The first time I saw her in a movie was in 1953's Woman They Almost Lynched.  The film was as silly as the title but it was a western concerning a rough and tumble Missouri town at the start of the Civil War.  That and my favorite actress of the moment, Joan Leslie, were the reasons I saw it.  As Kate Quantrell, Totter taunted and tormented sweet Joan and I was transfixed at this nasty villainess.  By the end of the 1950s, I was caught up on most of Totter's work.

In 1952 she married and this circumstance may have had a lot to do with her declining film career.  But she did manage some time to join a roster of dramatic ladies (Ida Lupino, Jan Sterling, Phyllis Thaxter, Cleo Moore) for 1955s Women's Prison.  She had a rare sympathetic role.  While clearly a bit melodramatic, it was a hoot.
Now I'm all worked up and will have to watch it again.

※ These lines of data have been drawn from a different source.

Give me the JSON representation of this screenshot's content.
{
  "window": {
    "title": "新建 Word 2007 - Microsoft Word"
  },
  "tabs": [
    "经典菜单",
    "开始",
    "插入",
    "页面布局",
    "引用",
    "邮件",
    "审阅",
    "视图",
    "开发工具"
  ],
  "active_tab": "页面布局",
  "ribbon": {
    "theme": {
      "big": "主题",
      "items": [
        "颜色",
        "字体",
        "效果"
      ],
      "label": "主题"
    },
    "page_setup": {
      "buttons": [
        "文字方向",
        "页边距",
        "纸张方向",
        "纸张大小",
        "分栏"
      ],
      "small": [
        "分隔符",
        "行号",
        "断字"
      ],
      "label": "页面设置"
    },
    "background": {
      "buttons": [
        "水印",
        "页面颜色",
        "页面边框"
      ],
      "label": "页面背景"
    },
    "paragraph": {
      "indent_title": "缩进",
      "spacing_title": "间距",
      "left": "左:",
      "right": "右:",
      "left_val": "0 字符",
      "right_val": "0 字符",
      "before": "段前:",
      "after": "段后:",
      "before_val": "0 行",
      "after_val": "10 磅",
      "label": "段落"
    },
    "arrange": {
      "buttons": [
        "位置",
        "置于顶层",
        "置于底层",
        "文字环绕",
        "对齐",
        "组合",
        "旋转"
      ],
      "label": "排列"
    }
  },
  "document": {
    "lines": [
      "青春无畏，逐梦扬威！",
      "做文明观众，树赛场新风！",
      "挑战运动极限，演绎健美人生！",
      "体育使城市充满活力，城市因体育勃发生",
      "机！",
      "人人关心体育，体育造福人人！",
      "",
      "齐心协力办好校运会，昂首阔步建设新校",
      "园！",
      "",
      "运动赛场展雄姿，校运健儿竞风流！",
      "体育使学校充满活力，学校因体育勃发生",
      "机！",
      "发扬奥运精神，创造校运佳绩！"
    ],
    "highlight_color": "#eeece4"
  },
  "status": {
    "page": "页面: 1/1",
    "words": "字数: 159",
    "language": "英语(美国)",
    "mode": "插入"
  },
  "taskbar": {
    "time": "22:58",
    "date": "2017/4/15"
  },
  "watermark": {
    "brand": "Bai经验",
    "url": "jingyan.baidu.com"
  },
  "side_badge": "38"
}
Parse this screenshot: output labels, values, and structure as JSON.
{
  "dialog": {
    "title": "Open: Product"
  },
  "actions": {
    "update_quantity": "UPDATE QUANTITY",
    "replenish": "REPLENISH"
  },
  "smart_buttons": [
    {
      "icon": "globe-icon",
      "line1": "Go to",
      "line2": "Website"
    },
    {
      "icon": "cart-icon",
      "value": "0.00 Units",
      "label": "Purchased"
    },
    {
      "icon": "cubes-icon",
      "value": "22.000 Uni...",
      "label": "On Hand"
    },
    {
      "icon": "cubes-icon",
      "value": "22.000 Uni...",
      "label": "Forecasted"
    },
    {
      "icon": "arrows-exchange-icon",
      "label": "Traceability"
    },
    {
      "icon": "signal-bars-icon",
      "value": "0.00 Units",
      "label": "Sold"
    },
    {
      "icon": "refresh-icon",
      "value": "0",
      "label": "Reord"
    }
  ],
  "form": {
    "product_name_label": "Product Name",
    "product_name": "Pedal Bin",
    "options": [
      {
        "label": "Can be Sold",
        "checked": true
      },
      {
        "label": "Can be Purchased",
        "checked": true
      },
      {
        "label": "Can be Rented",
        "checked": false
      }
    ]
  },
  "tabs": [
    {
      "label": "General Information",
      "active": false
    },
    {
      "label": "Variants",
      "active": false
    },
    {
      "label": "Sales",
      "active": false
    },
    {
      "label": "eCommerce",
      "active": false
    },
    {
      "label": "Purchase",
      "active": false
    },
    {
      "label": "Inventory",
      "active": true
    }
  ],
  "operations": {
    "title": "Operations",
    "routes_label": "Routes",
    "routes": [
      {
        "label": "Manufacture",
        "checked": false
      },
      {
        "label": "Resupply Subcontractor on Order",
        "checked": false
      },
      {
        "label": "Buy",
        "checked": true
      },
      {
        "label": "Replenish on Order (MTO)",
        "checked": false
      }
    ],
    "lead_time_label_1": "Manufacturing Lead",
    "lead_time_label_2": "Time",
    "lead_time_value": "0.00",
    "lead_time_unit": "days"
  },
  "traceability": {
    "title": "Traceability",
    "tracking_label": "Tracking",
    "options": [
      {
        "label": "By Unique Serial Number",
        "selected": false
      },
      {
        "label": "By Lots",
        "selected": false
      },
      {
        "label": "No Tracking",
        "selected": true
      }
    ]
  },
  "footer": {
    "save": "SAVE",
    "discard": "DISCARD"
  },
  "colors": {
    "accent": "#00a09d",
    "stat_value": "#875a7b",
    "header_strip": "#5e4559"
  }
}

Technically she worked for another 30+ years but mainly in television.  She was a regular in two or three series and a guest-star in many more.








So, if you didn't know her, here's a chance to change that and see the work of a most watchable actress.  Check out some of her films, on TCM.  Perhaps they'll have a little filmfest due to her passing.  She may not have gotten big but she made quite a dent in the bad-girl roles of film noir.  I quite liked her.